Over 4 decades, the Tuskegee experimenters observed the natural arc of illness resulting from untreated syphilis. Among the many violations of research ethics committed in the study, the most egregious by any standards include: (1) misleading the participants about the nature of their illness, instead referring to it as “bad blood,” (2) failure to obtain informed consent, (3) offering burial stipends to the families of the deceased to secure permission for autopsies, (4) offering aspirin and iron tonic as purported “treatments,” (5) preventing men who were offered treatment by the military during the WWII draft from receiving it [9]. It was not until Peter Buxtun, a psychiatric social worker-turned-lawyer, raised protests against these violations in the mid-1960s, that there was a bona fide investigation of the study [9]. Even after such an inquiry at the Centers for Disease Control (CDC) in 1969, the study was deemed worthy of continuation with some modifications to improve its scientific integrity [9]. Finally, in 1972, an Associated Press reporter, Jean Heller, with the help of Peter Buxtun, published a series of articles [10] exposing the heinous violations of human rights and the deaths of over 100 men from the Tuskegee Study, and it was finally brought to an end. A class action lawsuit brought against the U.S. government resulted in a settlement consisting of little more than penicillin treatment for the survivors and nominal payments to the survivors and families of the deceased [11]. In 1974, after hearings on Tuskegee were held, the National Commission for the Protection of Human Subjects of Biomedical and Behavioral Research was founded when the National Research Act was signed into law [12], and in turn drafted the guiding principles comprising the Belmont Report [13], one of the most recognized moral frameworks governing medical research.

The Jesse Gelsinger Case The death of teenager Jesse Gelsinger after enrolling on a gene transfer protocol at the University of Pennsylvania is a recent memorable case. Gelsinger had a rare recessive X-linked genetic deficiency in the hepatic enzyme ornithine transcarbamylase (OTC), which leads to abnormal metabolism of ammonia [14]. He was diagnosed with partial OTC deficiency in his childhood, and despite adherence to the appropriate low protein diet and drug therapy, he developed many severe episodes of hyperammonemia requiring admission [15]. The University of Pennsylvania initiated a phase I trial of a functional OTC gene contained in an adenoviral vector, with the United States Food and Drug Association (FDA) approval as well as approval from the Recombinant DNA Advisory Committee (RAC), a regulatory body within the National Institutes of Health (NIH) [16, 17]. Jesse Gelsinger was the 18th patient enrolled on the phase I trial, which employed successively higher doses of adenoviral vector. He developed jaundice and confusion within 24 h of gene transfer, which rapidly progressed to multisystem organ failure and death within 4 days of receiving the therapy [15]. Autopsy studies revealed that the cause of death was an overwhelming cytokine storm and inflammatory response to the adenoviral vector [14, 15].

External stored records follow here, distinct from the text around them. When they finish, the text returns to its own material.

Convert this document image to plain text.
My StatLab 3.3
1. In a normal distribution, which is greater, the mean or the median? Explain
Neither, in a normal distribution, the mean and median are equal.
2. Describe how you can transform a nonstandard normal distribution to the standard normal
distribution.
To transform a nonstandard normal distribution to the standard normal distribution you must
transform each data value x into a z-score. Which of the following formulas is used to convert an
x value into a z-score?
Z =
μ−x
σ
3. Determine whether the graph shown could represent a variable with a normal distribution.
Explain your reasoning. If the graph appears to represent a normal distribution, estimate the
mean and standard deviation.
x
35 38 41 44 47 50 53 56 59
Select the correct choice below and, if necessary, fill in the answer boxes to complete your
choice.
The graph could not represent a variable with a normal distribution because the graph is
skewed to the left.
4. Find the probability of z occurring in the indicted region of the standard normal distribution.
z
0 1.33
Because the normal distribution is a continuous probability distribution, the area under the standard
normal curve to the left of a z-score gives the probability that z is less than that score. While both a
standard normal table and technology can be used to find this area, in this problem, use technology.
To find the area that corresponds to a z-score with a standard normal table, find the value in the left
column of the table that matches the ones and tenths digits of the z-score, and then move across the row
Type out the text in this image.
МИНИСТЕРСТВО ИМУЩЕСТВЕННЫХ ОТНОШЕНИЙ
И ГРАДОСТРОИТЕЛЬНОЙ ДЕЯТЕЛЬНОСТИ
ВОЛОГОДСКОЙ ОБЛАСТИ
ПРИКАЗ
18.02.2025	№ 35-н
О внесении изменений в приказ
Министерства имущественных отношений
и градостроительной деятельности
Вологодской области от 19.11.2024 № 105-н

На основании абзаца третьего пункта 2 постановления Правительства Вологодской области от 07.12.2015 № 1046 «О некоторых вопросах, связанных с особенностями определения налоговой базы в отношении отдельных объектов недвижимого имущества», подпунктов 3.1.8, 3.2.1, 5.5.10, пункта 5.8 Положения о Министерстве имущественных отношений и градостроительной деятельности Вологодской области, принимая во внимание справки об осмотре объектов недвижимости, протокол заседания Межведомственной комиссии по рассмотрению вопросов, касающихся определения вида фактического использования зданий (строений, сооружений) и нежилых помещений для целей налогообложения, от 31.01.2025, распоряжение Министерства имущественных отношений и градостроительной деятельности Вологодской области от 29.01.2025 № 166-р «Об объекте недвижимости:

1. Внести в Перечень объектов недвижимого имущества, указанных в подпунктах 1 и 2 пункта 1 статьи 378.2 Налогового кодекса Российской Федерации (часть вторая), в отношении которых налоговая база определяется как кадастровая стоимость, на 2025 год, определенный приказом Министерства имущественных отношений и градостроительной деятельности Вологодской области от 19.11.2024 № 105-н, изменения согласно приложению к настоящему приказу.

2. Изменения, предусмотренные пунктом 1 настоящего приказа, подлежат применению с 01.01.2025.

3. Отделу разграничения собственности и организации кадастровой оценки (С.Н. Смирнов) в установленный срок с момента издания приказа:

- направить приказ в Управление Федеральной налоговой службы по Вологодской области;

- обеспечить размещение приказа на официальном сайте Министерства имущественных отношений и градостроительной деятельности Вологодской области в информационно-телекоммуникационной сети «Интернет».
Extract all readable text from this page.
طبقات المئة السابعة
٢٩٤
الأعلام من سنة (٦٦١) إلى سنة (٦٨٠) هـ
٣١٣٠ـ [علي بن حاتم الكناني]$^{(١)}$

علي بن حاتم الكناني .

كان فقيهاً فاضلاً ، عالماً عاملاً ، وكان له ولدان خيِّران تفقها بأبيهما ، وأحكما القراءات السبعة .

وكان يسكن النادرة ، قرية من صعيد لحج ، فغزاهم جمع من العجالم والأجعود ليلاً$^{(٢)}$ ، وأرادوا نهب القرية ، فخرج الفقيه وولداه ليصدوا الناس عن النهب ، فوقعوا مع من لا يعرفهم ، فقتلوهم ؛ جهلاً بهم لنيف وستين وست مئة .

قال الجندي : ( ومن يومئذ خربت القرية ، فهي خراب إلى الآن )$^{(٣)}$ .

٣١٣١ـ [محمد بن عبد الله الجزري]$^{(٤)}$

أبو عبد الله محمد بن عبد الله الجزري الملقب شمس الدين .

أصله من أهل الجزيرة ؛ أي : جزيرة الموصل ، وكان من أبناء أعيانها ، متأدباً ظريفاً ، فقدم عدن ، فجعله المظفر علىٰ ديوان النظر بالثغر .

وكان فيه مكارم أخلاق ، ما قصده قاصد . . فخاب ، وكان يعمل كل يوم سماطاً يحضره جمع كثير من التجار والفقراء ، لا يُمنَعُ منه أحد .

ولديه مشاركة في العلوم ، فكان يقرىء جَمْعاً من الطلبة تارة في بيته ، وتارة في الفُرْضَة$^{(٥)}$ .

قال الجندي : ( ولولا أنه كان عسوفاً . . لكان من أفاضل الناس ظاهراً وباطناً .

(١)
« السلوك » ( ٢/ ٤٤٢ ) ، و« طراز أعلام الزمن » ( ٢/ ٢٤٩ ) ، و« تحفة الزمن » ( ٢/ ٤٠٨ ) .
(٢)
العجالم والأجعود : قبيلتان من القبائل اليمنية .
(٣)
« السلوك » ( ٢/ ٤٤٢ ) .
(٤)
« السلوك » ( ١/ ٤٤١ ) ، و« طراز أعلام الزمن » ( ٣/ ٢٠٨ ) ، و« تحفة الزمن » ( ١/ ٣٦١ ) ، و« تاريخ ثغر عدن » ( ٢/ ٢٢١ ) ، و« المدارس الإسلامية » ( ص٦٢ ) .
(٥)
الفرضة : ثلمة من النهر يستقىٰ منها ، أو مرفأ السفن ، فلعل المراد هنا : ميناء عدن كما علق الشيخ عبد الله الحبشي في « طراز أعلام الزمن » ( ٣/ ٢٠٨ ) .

The case spawned a great deal of ethical controversy due to several lapses in the conduct and monitoring of the study. Previous participants had experienced liver function abnormalities which were not reported, raising the question of whether the requirement for informed consent was fulfilled [14]. Gelsinger also had baseline abnormalities in his liver enzymes, which should have disqualified him from the study at the outset [15]. Furthermore, several changes were made to the protocol that were not reported to the FDA [15], highlighting deficiencies in the conduct of clinical trials at the University of Pennsylvania. Inadequate research staff training and absent or poorly implemented procedures for clinical trial monitoring were yet other examples of misconduct in the Gelsinger case [14].